Tuesday, June 26, 2007

What the birth order IQ study tells us

smart sibs
The story has been in the mass media all over the world: First-born children are smarter (by 3 IQ points on average) than their younger siblings, and this is due to psycho-social rather than biological causes. The findings are based upon tests in 240,000 Norwegian young men.

Some of the blogs I read have commented on this. I agree with Clark Bartram who points out that a difference of two or three IQ points is completely meaningless for individuals. As far as I got it, this is also the opinion of the study authors.

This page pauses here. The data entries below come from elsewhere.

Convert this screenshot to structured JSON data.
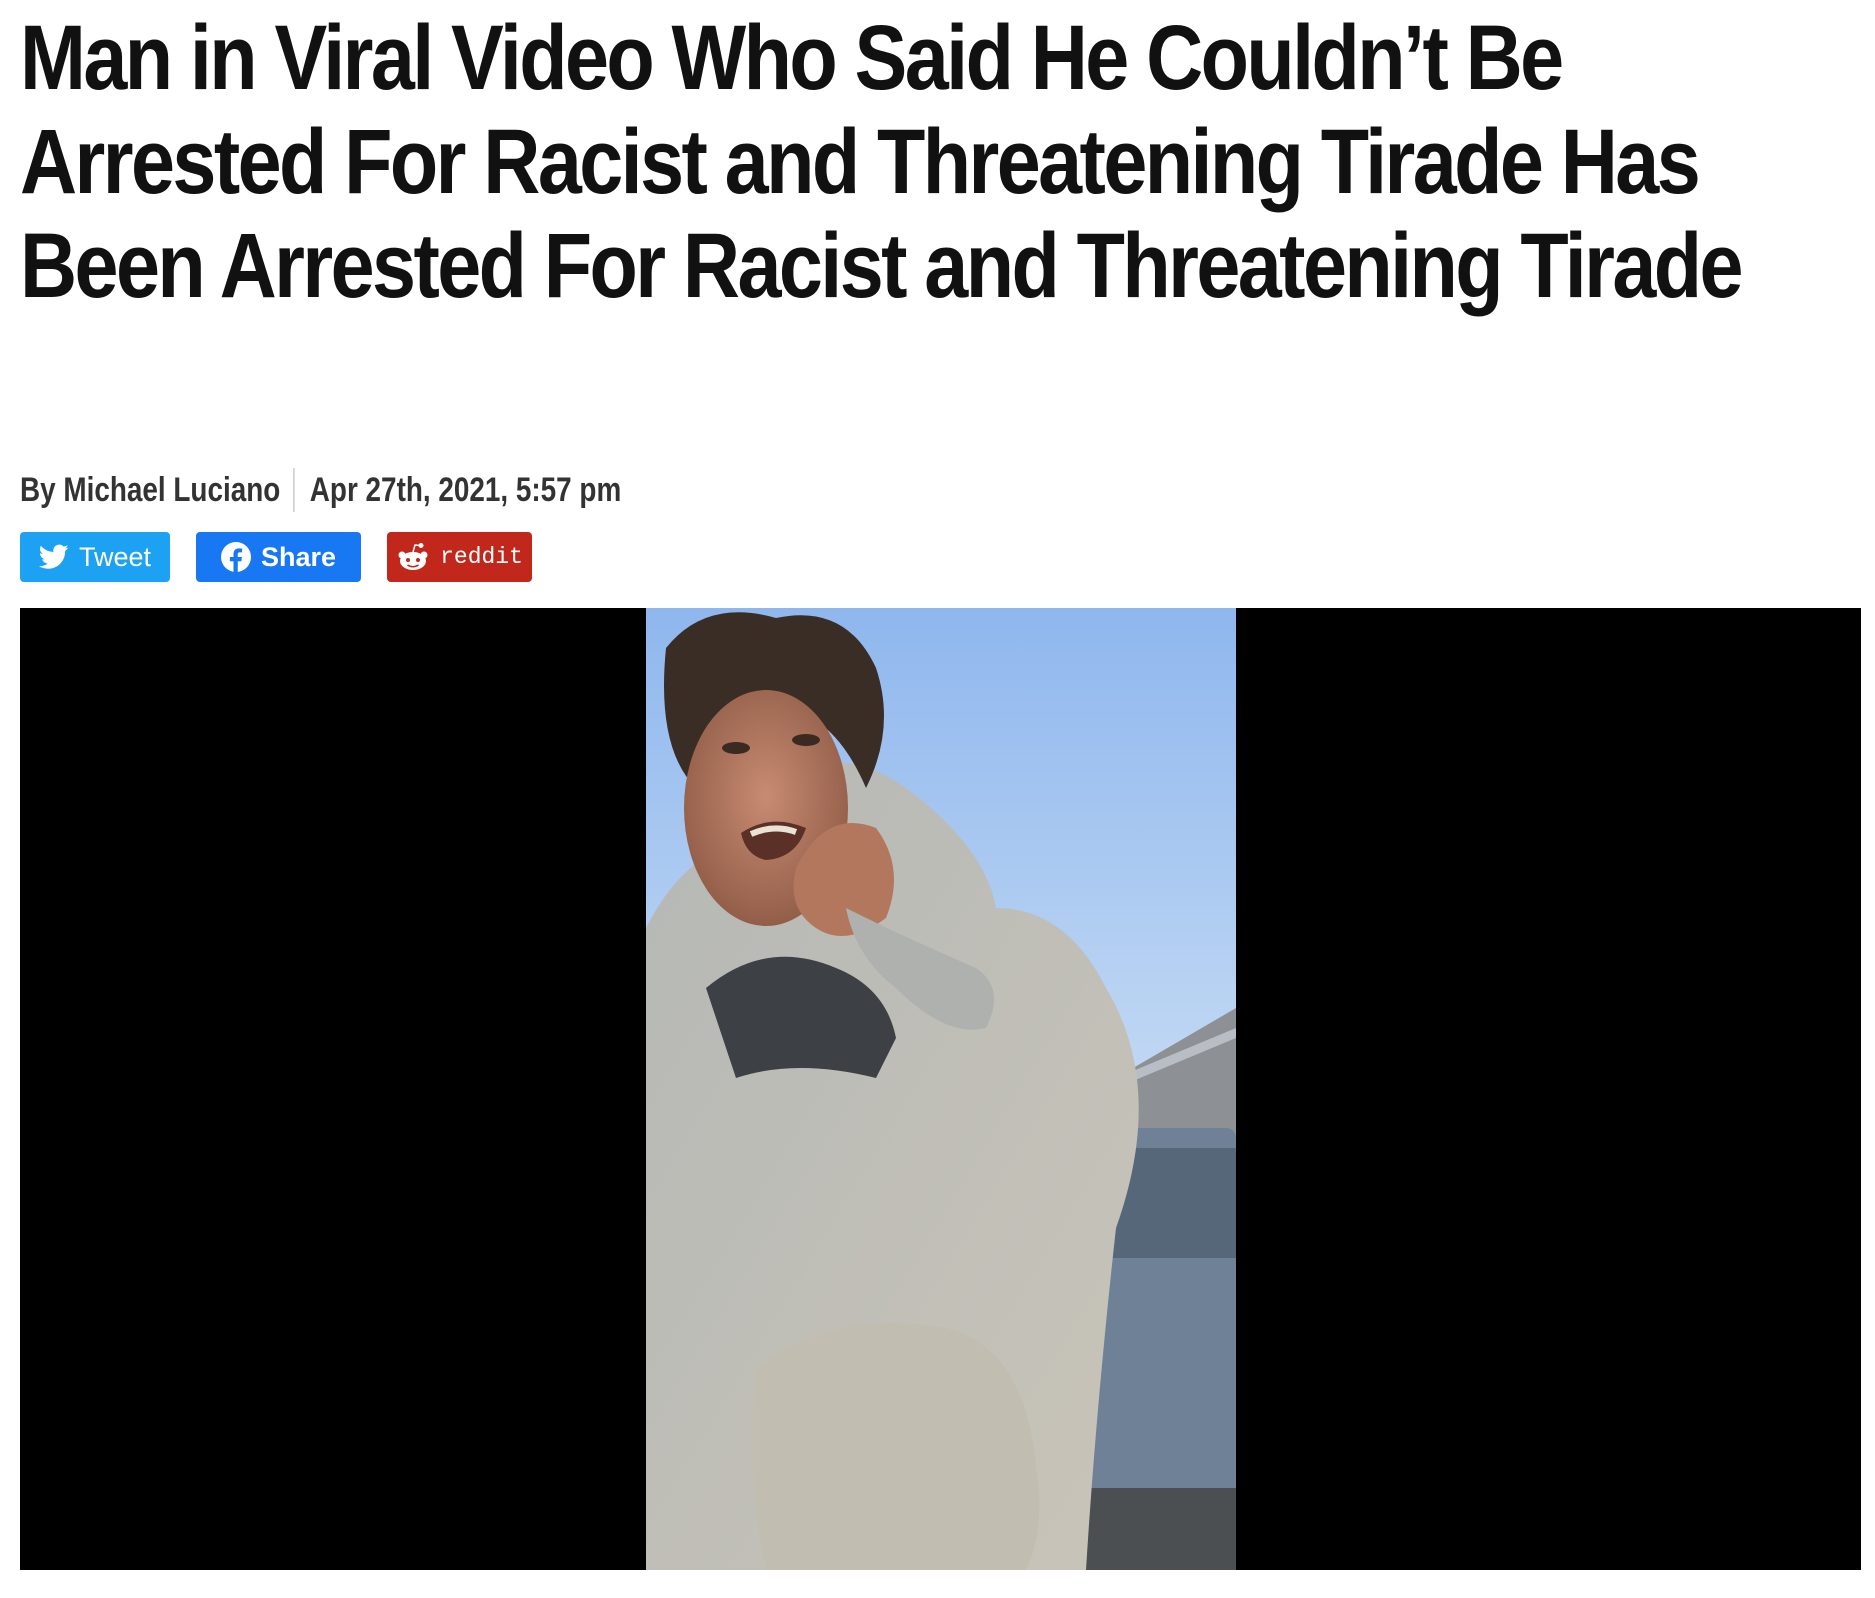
{
  "article": {
    "title": "Man in Viral Video Who Said He Couldn’t Be Arrested For Racist and Threatening Tirade Has Been Arrested For Racist and Threatening Tirade",
    "author": "By Michael Luciano",
    "date": "Apr 27th, 2021, 5:57 pm"
  },
  "share": {
    "tweet_label": "Tweet",
    "share_label": "Share",
    "reddit_label": "reddit",
    "tweet_icon": "twitter-bird-icon",
    "share_icon": "facebook-icon",
    "reddit_icon": "reddit-alien-icon",
    "colors": {
      "twitter": "#1da1f2",
      "facebook": "#1877f2",
      "reddit": "#c1271a"
    }
  },
  "video": {
    "background": "#000000"
  }
}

Janet D. Sternwedel comments the study from a parenting view and Suzanne E. Franks raises the question if results gained from men may be applied to women as well.

Large numbers make things different

If I undergo an IQ test today and get x points, it is very likely that I get x+3 or x-3 points a week later. Such tests never can be as accurate as physical measures, and my mind fitness will change from day to day. Therefore, if a study would tell me that I gain three IQ points, I just would shrug my shoulders and ask, so what?

But with two hundred thousand persons tested, things are quite different. The up and down deviations are nullified by the law of large numbers. A difference of 3 IQ points no longer is a matter of chance, but becomes significant if it is based upon a large number of tests.

What does it mean for individuals?

When statistics, based upon large numbers, has found an IQ difference of 3 points to be significant, for me, as an individual, this difference has gained no additional meaning. I still shrug my shoulders because I am not the average of two hundred thousand men.

The real point is not the IQ difference (which is meaningless) but the effect that is causing such a difference. If I understand this effect and if I manage to make best use of it, things may become meaningful.

It is self-teaching that matters

For me, birth order is quite irrelevant in this study. Not only is it a given fact that we cannot change, but the study itself came to the conclusion that only certain aspects of birth order play a role. If an elder sib dies, the IQ of the younger will rise, the study has found. Thus, it is not birth order but the social role in the family that has an influence on intelligence.

The main difference between firstborns and the rest is how they learn. Firstborns are pioneers who have to find their own way which may be hard but rewarding; the younger always have the example of the elder sibs that may guide them. Firstborns learn by teaching themselves and the younger ones - which seems to have a measurable effect on intelligence.

The message I get from this study is: Teach your kids how to think their own way, how to ask their own questions, how to find their own answers, and their IQ may rise by even more than three points.

Conflict of interest: I am a firstborn of seven siblings which may influence my view of this study.